Es sind die kleinen, offensichtlichen, täglichen Rassismen, die das Zusammenleben mit Fiebrigkeit erfüllen. Das merkt man sogar schon im Alter von Zwölf! Denn Muriel ist nicht einfach nur ein Markenname. Für viele ist es Anlass die eigenen „guten Manieren“ Anderen aufzuzwingen. Miss Muriel – so muss es heißen – so viel Zeit muss sein.

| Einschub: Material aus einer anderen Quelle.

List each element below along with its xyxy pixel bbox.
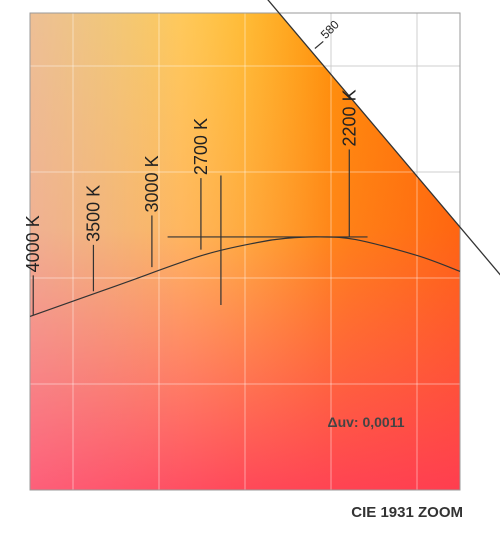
cct-label: 4000 K: [23, 215, 43, 272]
duv-annotation: Δuv: 0,0011: [328, 414, 405, 430]
planckian-locus: [29, 236, 461, 317]
plot-area: [30, 13, 460, 490]
grid: [30, 13, 460, 490]
cct-label: 3500 K: [83, 185, 103, 242]
cct-label: 2200 K: [339, 89, 359, 146]
spectral-locus-line: [267, 0, 500, 276]
cct-label: 2700 K: [191, 118, 211, 175]
chart-title: CIE 1931 ZOOM: [351, 504, 463, 521]
wavelength-tick: [314, 40, 324, 49]
grid-outside-locus: [323, 13, 460, 177]
plot-frame: [29, 12, 461, 491]
measurement-marker: [167, 175, 368, 306]
cct-marks: 4000 K 3500 K 3000 K 2700 K 2200 K: [23, 89, 359, 316]
cct-label: 3000 K: [142, 155, 162, 212]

Allein schon die titelgebende erste Kurzgeschichte in diesem lässt den Leser erschauern. Offener Rassismus ist manchmal leichter zu ertragen als der Unterschwellige, denn er nistet sich tief unter der Haut ein und verweilt dort ein Leben lang. Ann Petry lässt den häuslichen Kokon der Erzählerin in wohligen Farben erstrahlen. Die kleinen Dellen in dessen Außenhaut sind sichtbar, aber nicht lebensbedrohend. Unmerklich und unaufhörlich jedoch beginnt diese Hülle zu zerreißen. Ein angsteinflößender Prozess, besonders für einen Teenager, der die ersten eigenständigen Schritte macht. Sie beobachtet wie die Liebe in Person des Schusters in ihr Haus einzudringen versucht. Er hat sich in Aunt Sophronia verguckt. Die lässt ihn jedoch abblitzen. Weil er weiß ist? Den Barpianisten Chink lässt sie aber ebenso wenig an und schon gar nicht in ihr Herz. Er ist ein Windhund, der nach der Badesaison wieder von dannen ziehen wird.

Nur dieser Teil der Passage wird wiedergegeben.